Why? Why?? WHY???
Tracing career criminal through system to Phila. officer's death
By Larry King
Inquirer Staff Writer
By Nov. 10, Bucks County Court Judge David W. Heckler had endured enough of William Allan Foster, a junkie, career thief and scofflaw from Levittown.
Foster had failed to show in Doylestown that day for a series of probation violations that almost certainly would have landed him back in jail. Have him arrested, Heckler told Foster's probation officer, Ventura Vazquez-Acosta, an order reinforced by the officer's supervisor.
The arrest never happened. Seven days passed with no action taken, according to an investigative report compiled by county probation officials and released last week.
"According to Officer Vazquez-Acosta, a variety of issues including a holiday, training and miscellaneous duties prevented him from coordinating the arrest of William Foster over the next week," the report says.
By then, Philadelphia Police Sgt. Timothy Simpson was dead.
On the night of Nov. 17, police say, Foster, 41, was drunk and had just scored some heroin.
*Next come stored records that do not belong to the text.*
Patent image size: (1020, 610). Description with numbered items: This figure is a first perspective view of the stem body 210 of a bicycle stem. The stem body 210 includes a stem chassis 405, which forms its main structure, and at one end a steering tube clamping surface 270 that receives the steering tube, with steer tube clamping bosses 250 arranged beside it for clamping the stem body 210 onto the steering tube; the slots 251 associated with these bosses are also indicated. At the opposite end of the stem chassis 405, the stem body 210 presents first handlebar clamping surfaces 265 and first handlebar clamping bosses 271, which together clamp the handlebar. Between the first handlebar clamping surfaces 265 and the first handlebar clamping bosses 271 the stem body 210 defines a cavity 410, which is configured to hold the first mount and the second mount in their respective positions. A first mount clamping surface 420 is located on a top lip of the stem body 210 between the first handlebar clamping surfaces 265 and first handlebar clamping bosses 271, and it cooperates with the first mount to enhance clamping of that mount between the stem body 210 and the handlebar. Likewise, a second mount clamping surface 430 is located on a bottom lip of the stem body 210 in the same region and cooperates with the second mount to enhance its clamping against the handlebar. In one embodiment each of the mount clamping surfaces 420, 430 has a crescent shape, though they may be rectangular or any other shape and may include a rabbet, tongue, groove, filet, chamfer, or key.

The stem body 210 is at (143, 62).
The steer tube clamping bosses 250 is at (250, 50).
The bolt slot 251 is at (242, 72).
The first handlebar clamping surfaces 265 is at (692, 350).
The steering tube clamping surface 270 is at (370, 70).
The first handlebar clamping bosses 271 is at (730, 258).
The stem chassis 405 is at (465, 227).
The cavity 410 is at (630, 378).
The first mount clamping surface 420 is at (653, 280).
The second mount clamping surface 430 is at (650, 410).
Police were chasing him in the city's Juniata Park section when his speeding car broadsided Simpson's cruiser, killing the 20-year veteran.
Foster was wanted at the time on a New Jersey fugitive warrant for jumping parole, as well as on multiple warrants in Pennsylvania. Philadelphia police officials have angrily questioned why Foster was free at all.
Some answers are in a four-page timeline created at the behest of Heckler and Sean R. Ryan, Bucks County's chief adult probation and parole officer. It tracks the county's involvement with Foster from August 2007, when Hecker put him on probation.
Foster was arrested at least three times in recent months - twice in Bucks County, and at least once in Philadelphia - and released each time, the report says.
Two mistakes led to Foster's Aug. 11 release from the Bucks County prison, where he had spent four days after an arrest on theft charges in New Britain.
First, Vazquez-Acosta and his supervisor, Edward Chromiec, failed to review his file after being told Foster was in prison, the report says. Had they done so, a violation hearing before Heckler could have been scheduled.
Second, Magisterial District Justice Robert Gaffney erred by allowing bail on the New Jersey parole violation after Foster's Aug. 7 arrest, Heckler said in an interview.
A policy directive circulated to Bucks district justices in February 2007 instructs that out-of-state fugitives facing local charges be allowed bail on the local charges only. Once the local charges are addressed, the sheriff's department should start extradition proceedings, the policy says.
"I'm disappointed that we let this fellow slip through our fingers when we had him," Heckler said. "Bail should not have been set on the detainer, and our probation office should have picked up on the proposition that he was in the prison."
Ryan called his officers' errors "sloppy work." He said he has taken steps to ensure that when a probationer or parolee is jailed, his officers act immediately and document their actions by midday.
Heckler and Ryan were less critical of the failure to quickly arrest Foster last month for parole violations. Both said the lag was not unusual, given the massive workload of probation officers and Foster's reputation as a petty, nonviolent criminal.
"Given the low level of this offender . . . I was authorizing them to take him into custody," Heckler said. "It was not a direction for them to go out and find him immediately."
Ryan said that Bucks County's 46 probation officers are assigned to oversee more than 8,200 offenders. Vazquez-Acosta, he said, is one of just six intake officers required to interview every offender entering the system, as well as to prepare presentencing and pre-parole reports.
Rounding up nonviolent probation violators often is trumped by more pressing duties, Ryan said.
"We don't have an arrest unit waiting to detain people," Ryan said. "In a perfect world, this is sloppy work. But in the context of the workload, it is not unusual for these things to happen."
The TrekMedic seethes:
So, "business as usual" in a podunk, suburban county led to another senseless LODD??